Actor Alan Rosenberg and his supporters gained control of the Screen Actors Guild in a near election sweep late Friday, promising to take a tougher stance in labor negotiations with studios and advertisers.
Rosenberg was elected president of the 120,000-member union with nearly 40% of the 27,053 votes cast, succeeding actress Melissa Gilbert, with whom Rosenberg’s coalition had repeatedly clashed during her four years in the post.
His total compared with 34.7% for actress Morgan Fairchild, a Gilbert ally, and 25% for independent candidate Robert Conrad.
The victory portends what some observers have predicted will be a more confrontational relationship between the 120,000-member actors union and the giant media companies that control the business. It follows the election Tuesday of writer Patric M. Verrone as president of the Writers Guild of America, West. Verrone also pledged to take a firmer stand in negotiations.
In his campaign, Rosenberg complained that SAG gave in too easily during its last negotiations on the issue of better residuals for DVD sales, pledging to fight harder.
“Actors have real value,” he said in an interview after his victory. “We are the product in this town and we have to stand up and start behaving like it.”
Rosenberg said he would work to improve pay for working actors, open up board meetings to members, resume negotiations with agents on an agreement governing the two professions and forge alliances with Hollywood’s writers and directors.
He also vowed to end the infighting that has beset the union and said he would encourage more stars to become active in the guild.
The first major test for Rosenberg’s coalition probably will come during negotiations next year with advertisers on a contract governing actors in commercials.
SAG struck advertisers in 2000 in a bitter six-month walkout. SAG’s contract with studios expires in 2008.
SAG’s president serves a two-year, unpaid term in representing actors who work in television, film, commercials and music videos.

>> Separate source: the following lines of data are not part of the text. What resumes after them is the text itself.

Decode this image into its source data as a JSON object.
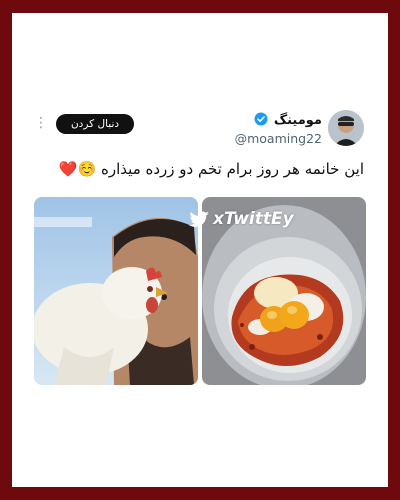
{
  "tweet": {
    "display_name": "مومینگ",
    "username": "@moaming22",
    "follow_label": "دنبال کردن",
    "more_label": "⋮",
    "text": "این خانمه هر روز برام تخم دو زرده میذاره",
    "text_emojis": "☺️❤️"
  },
  "media": {
    "watermark": "xTwittEy"
  },
  "colors": {
    "frame_border": "#6e0a0e",
    "verified_badge": "#1d9bf0",
    "follow_button": "#111111"
  }
}
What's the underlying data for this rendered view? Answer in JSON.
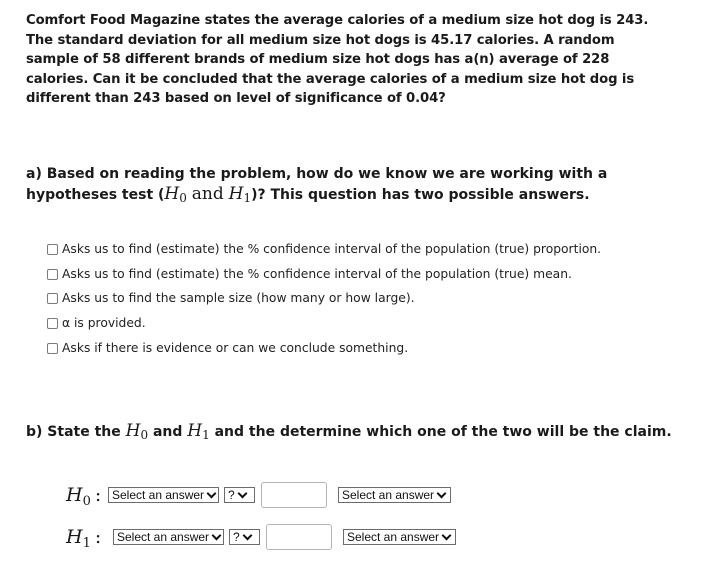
{
  "problem": {
    "text": "Comfort Food Magazine states the average calories of a medium size hot dog is 243. The standard deviation for all medium size hot dogs is 45.17 calories. A random sample of 58 different brands of medium size hot dogs has a(n) average of 228 calories. Can it be concluded that the average calories of a medium size hot dog is different than 243 based on level of significance of 0.04?"
  },
  "part_a": {
    "prefix": "a) Based on reading the problem, how do we know we are working with a hypotheses test (",
    "h0": "H",
    "h0_sub": "0",
    "and_word": "and",
    "h1": "H",
    "h1_sub": "1",
    "suffix": ")? This question has two possible answers.",
    "options": [
      {
        "label": "Asks us to find (estimate) the % confidence interval of the population (true) proportion.",
        "checked": false
      },
      {
        "label": "Asks us to find (estimate) the % confidence interval of the population (true) mean.",
        "checked": false
      },
      {
        "label": "Asks us to find the sample size (how many or how large).",
        "checked": false
      },
      {
        "label": "α is provided.",
        "checked": false
      },
      {
        "label": "Asks if there is evidence or can we conclude something.",
        "checked": false
      }
    ]
  },
  "part_b": {
    "prefix": "b) State the ",
    "h0": "H",
    "h0_sub": "0",
    "middle": " and ",
    "h1": "H",
    "h1_sub": "1",
    "suffix": " and the determine which one of the two will be the claim.",
    "rows": [
      {
        "label": "H",
        "label_sub": "0",
        "colon": ":",
        "parameter_select": "Select an answer",
        "operator_select": "?",
        "value": "",
        "claim_select": "Select an answer"
      },
      {
        "label": "H",
        "label_sub": "1",
        "colon": ":",
        "parameter_select": "Select an answer",
        "operator_select": "?",
        "value": "",
        "claim_select": "Select an answer"
      }
    ]
  }
}
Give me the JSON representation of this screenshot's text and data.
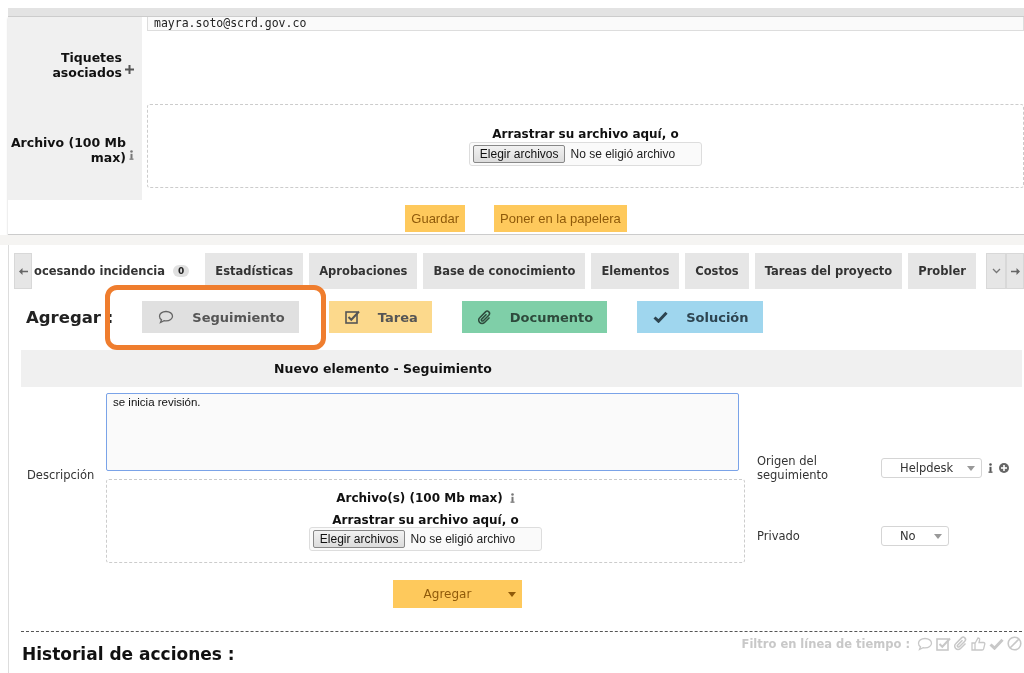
{
  "record": {
    "email": "mayra.soto@scrd.gov.co",
    "fields": [
      {
        "label": "Tiquetes asociados",
        "kind": "add"
      },
      {
        "label": "Archivo (100 Mb max)",
        "kind": "upload",
        "drop_text": "Arrastrar su archivo aquí, o",
        "file_button": "Elegir archivos",
        "file_status": "No se eligió archivo"
      }
    ],
    "buttons": [
      "Guardar",
      "Poner en la papelera"
    ]
  },
  "tabs": [
    {
      "label": "ocesando incidencia",
      "count": "0",
      "selected": true
    },
    {
      "label": "Estadísticas",
      "selected": false
    },
    {
      "label": "Aprobaciones",
      "selected": false
    },
    {
      "label": "Base de conocimiento",
      "selected": false
    },
    {
      "label": "Elementos",
      "selected": false
    },
    {
      "label": "Costos",
      "selected": false
    },
    {
      "label": "Tareas del proyecto",
      "selected": false
    },
    {
      "label": "Probler",
      "selected": false
    }
  ],
  "add_bar": {
    "label": "Agregar :",
    "buttons": [
      {
        "label": "Seguimiento",
        "kind": "followup",
        "selected": true,
        "highlighted": true
      },
      {
        "label": "Tarea",
        "kind": "task",
        "selected": false,
        "highlighted": false
      },
      {
        "label": "Documento",
        "kind": "document",
        "selected": false,
        "highlighted": false
      },
      {
        "label": "Solución",
        "kind": "solution",
        "selected": false,
        "highlighted": false
      }
    ]
  },
  "form": {
    "title": "Nuevo elemento - Seguimiento",
    "description_label": "Descripción",
    "description": "se inicia revisión.",
    "attachments": {
      "title": "Archivo(s) (100 Mb max)",
      "drop_text": "Arrastrar su archivo aquí, o",
      "file_button": "Elegir archivos",
      "file_status": "No se eligió archivo"
    },
    "origin": {
      "label": "Origen del seguimiento",
      "value": "Helpdesk"
    },
    "private": {
      "label": "Privado",
      "value": "No"
    },
    "submit": "Agregar"
  },
  "history": {
    "title": "Historial de acciones :",
    "filter_label": "Filtro en línea de tiempo :"
  }
}
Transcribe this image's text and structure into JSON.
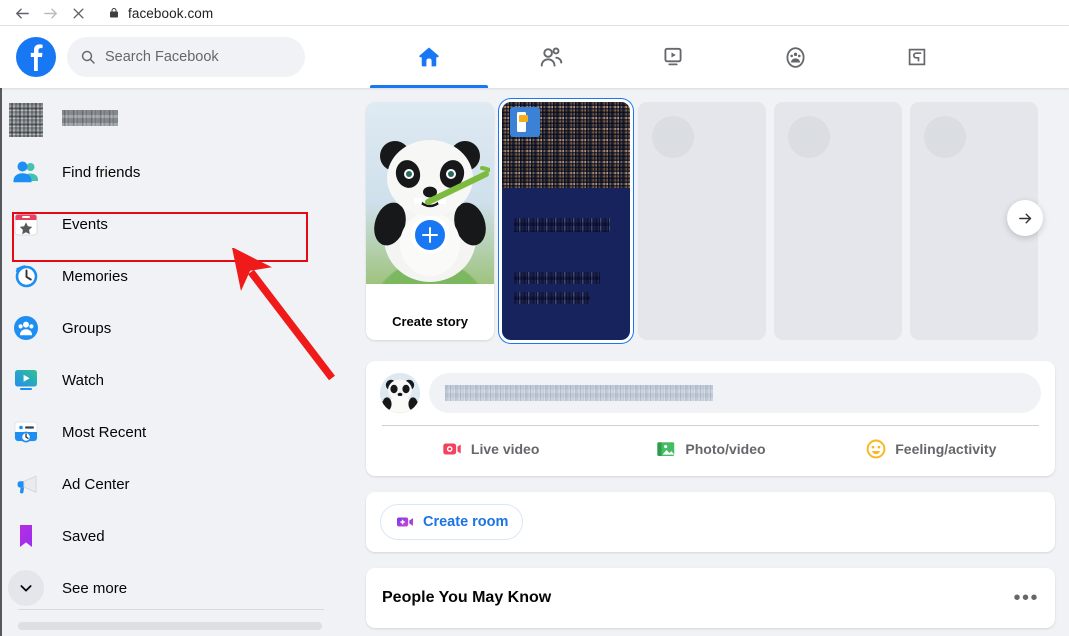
{
  "browser": {
    "back_icon": "arrow-left-icon",
    "forward_icon": "arrow-right-icon",
    "stop_icon": "close-icon",
    "lock_icon": "lock-icon",
    "url": "facebook.com"
  },
  "header": {
    "logo": "facebook-logo",
    "search": {
      "icon": "search-icon",
      "placeholder": "Search Facebook",
      "value": ""
    },
    "tabs": [
      {
        "name": "home",
        "icon": "home-icon",
        "active": true
      },
      {
        "name": "friends",
        "icon": "friends-icon",
        "active": false
      },
      {
        "name": "watch",
        "icon": "watch-icon",
        "active": false
      },
      {
        "name": "groups",
        "icon": "groups-icon",
        "active": false
      },
      {
        "name": "gaming",
        "icon": "gaming-icon",
        "active": false
      }
    ],
    "accent_color": "#1877f2"
  },
  "sidebar": {
    "profile": {
      "label": "",
      "redacted": true
    },
    "items": [
      {
        "label": "Find friends",
        "icon": "find-friends-icon"
      },
      {
        "label": "Events",
        "icon": "events-icon"
      },
      {
        "label": "Memories",
        "icon": "memories-icon"
      },
      {
        "label": "Groups",
        "icon": "groups-icon"
      },
      {
        "label": "Watch",
        "icon": "watch-icon"
      },
      {
        "label": "Most Recent",
        "icon": "most-recent-icon"
      },
      {
        "label": "Ad Center",
        "icon": "ad-center-icon"
      },
      {
        "label": "Saved",
        "icon": "saved-icon"
      },
      {
        "label": "See more",
        "icon": "chevron-down-icon"
      }
    ],
    "highlight": {
      "target": "Events",
      "color": "#e50914"
    }
  },
  "annotation": {
    "arrow_color": "#ef1b1b",
    "points_to": "Events"
  },
  "feed": {
    "stories": {
      "next_icon": "arrow-right-icon",
      "cards": [
        {
          "type": "create",
          "label": "Create story",
          "add_icon": "plus-icon"
        },
        {
          "type": "photo",
          "label": "",
          "redacted": true
        },
        {
          "type": "placeholder",
          "label": ""
        },
        {
          "type": "placeholder",
          "label": ""
        },
        {
          "type": "placeholder",
          "label": ""
        }
      ]
    },
    "composer": {
      "avatar": "user-avatar",
      "input_placeholder": "",
      "input_redacted": true,
      "actions": [
        {
          "label": "Live video",
          "icon": "live-video-icon",
          "color": "#f3425f"
        },
        {
          "label": "Photo/video",
          "icon": "photo-video-icon",
          "color": "#45bd62"
        },
        {
          "label": "Feeling/activity",
          "icon": "feeling-activity-icon",
          "color": "#f7b928"
        }
      ]
    },
    "room": {
      "label": "Create room",
      "icon": "create-room-icon",
      "color": "#1b74e4"
    },
    "people_you_may_know": {
      "title": "People You May Know",
      "menu_icon": "more-options-icon",
      "menu_label": "•••"
    }
  }
}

Rosenberg becomes the 24th president of the union, which has been led by such actors as James Cagney, Ronald Reagan, Patty Duke and Charlton Heston.
Although SAG presidents serve as the public face of the union, setting the tenor of negotiations with studios and advertisers, the 69 national board members set policy for the union.
Twenty-four seats were up for grabs nationwide. Rosenberg’s group, called Membership First, gained control of the board largely by winning 10 out of the 11 open seats allotted to actors who are part of the union’s powerful Hollywood division. In addition, actress Connie Stevens, 67, a Rosenberg ally, was elected secretary-treasurer.
Membership First had battled Gilbert on several fronts, opposing a proposed SAG merger with its smaller sister union, the American Federation of Television & Radio Artists, and a proposed agreement with talent agents Gilbert pushed.
Gilbert ally Fairchild got a late start, declaring her candidacy just five days before the filing deadline in July, after Gilbert declined to run again, saying the job had become “untenable” because of chronic infighting.
Rosenberg, 54, is a longtime character actor whose credits include “The Guardian,” “ER” and “L.A. Law.”
A member of SAG’s national board, Rosenberg was endorsed by such well-known actors as former SAG President Ed Asner, Elliott Gould, Peter Gallagher and Rosenberg’s wife, “CSI: Crime Scene Investigation” star Marg Helgenberger.
Fairchild, 55, who was reelected to the SAG board, is probably best known for starring in such television shows as “Falcon Crest” and “Flamingo Road.”
Her supporters included actors Danny Glover, Willie Nelson, Stephen Collins and Peter Coyote.
Conrad ran as an independent. The 70-year-old actor starred in TV shows “The Wild, Wild West” and “Baa Baa Black Sheep.”